The current study has several important strengths. Our patient population was derived from three US academic institutions in distinct geographic regions, as well as 35 other academic and community centres across the country. Patients were sequentially captured and selected based only on having undergone surgical resection. Thus, the study population represents a diversity of patient characteristics, surgical and pathological practices, and treatment approaches. Moreover, we had direct access to medical records and follow-up information, allowing for consistent and detailed data abstraction, including patterns of disease recurrence. These data also allowed for appropriate adjustment for confounding covariates in multivariate models and stratified analyses by other important characteristics, such as resection margin status. Last, we used training and validation sets to evaluate the performance of the different LN classification parameters and compared them with model discrimination and calibration metrics.

Study limitations also deserve mention. We included patients who received neoadjuvant therapy in our main analyses, and LN status may have been affected by preoperative treatment. However, sensitivity analyses confirmed highly similar results after excluding patients who received neoadjuvant therapy. The study period was not uniform across the contributing centres. However, adjuvant therapy programmes have not changed significantly during the follow-up time of the study, with most patients receiving adjuvant 5-fluorouracil or adjuvant gemcitabine.

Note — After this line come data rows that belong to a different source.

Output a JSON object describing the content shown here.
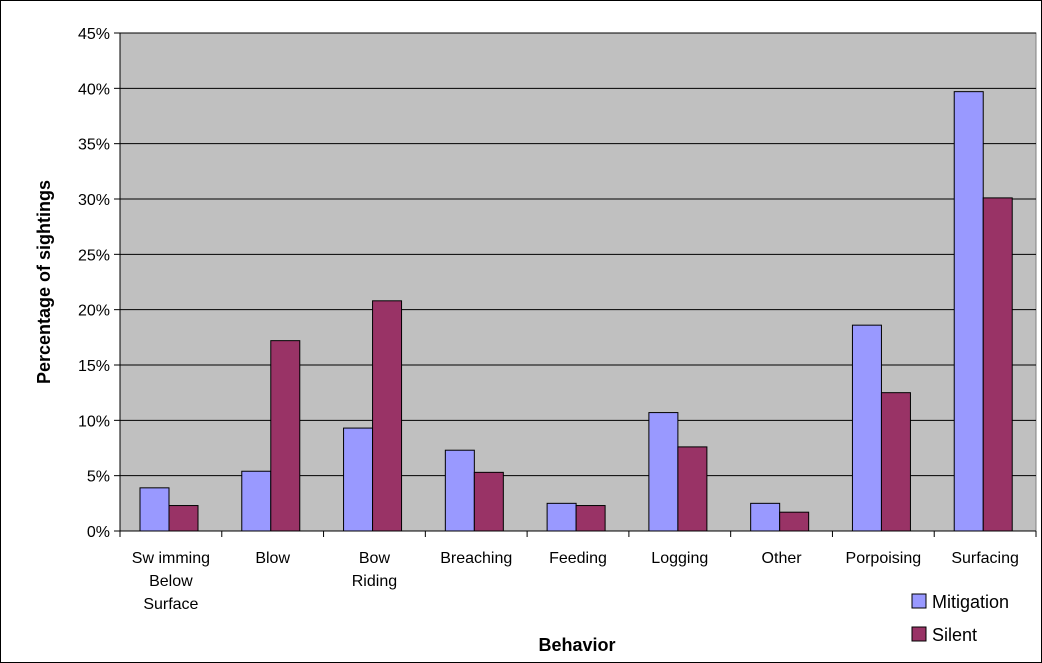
{
  "chart_data": {
    "type": "bar",
    "title": "",
    "xlabel": "Behavior",
    "ylabel": "Percentage of sightings",
    "categories": [
      [
        "Sw imming",
        "Below",
        "Surface"
      ],
      [
        "Blow"
      ],
      [
        "Bow",
        "Riding"
      ],
      [
        "Breaching"
      ],
      [
        "Feeding"
      ],
      [
        "Logging"
      ],
      [
        "Other"
      ],
      [
        "Porpoising"
      ],
      [
        "Surfacing"
      ]
    ],
    "series": [
      {
        "name": "Mitigation",
        "color": "#9999ff",
        "values": [
          3.9,
          5.4,
          9.3,
          7.3,
          2.5,
          10.7,
          2.5,
          18.6,
          39.7
        ]
      },
      {
        "name": "Silent",
        "color": "#993366",
        "values": [
          2.3,
          17.2,
          20.8,
          5.3,
          2.3,
          7.6,
          1.7,
          12.5,
          30.1
        ]
      }
    ],
    "ylim": [
      0,
      45
    ],
    "y_ticks": [
      0,
      5,
      10,
      15,
      20,
      25,
      30,
      35,
      40,
      45
    ],
    "y_tick_format": "percent",
    "grid": true,
    "plot_background": "#c0c0c0",
    "legend_position": "bottom-right"
  }
}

Notably, the ESPAC-3 study demonstrated that patient outcomes are nearly identical with 5-fluorouracil or gemcitabine delivered after surgical resection (Neoptolemos ). We did not centrally rereview pathological specimens for resection margins and LVI, and therefore, our findings represent the information that is available for practicing clinicians in the real-world setting. Additional studies to compare LVI and resection margins across centres and pathologists would be of interest. Finally, follow-up of patients after surgical resection was performed as per standard institutional practice. If postoperative imaging was performed more frequently for patients with LN-positive disease, then this could accentuate differences in DFS time between the LN-positive and -negative groups. Nevertheless, no standard follow-up programme has been defined to improve outcomes in patients with resected PDAC, and imaging intervals would not be expected to alter overall survival times, which were markedly different between the LN-positive and -negative groups.

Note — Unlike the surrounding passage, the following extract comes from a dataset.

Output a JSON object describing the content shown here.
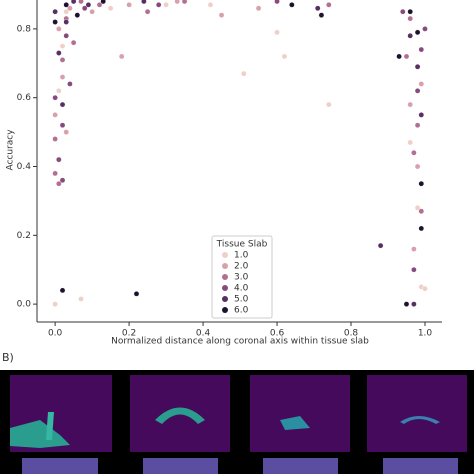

In conclusion, we confirmed the prognostic importance of regional LN metastases after resection for PDAC in a large, multi-institutional database including patients from across the United States. In this patient population, the upcoming AJCC (8th edition) staging system is an effective and practical classification of regional LN involvement that incorporates the number of metastatic LN as a prognostic factor in the prediction of disease recurrence and survival. Nevertheless, its prognostic value may be weaker in patients with positive resection margins and in patients with distal resections. Notably, outcomes for patients with LN-positive disease were extremely poor. Novel approaches to treatment of this disease are greatly needed, including consideration to preoperative treatment, multiagent chemotherapy programmes, and therapeutic approaches based on an improved biologic understanding of this highly lethal malignancy (Perez ; Ying ; Neoptolemos ).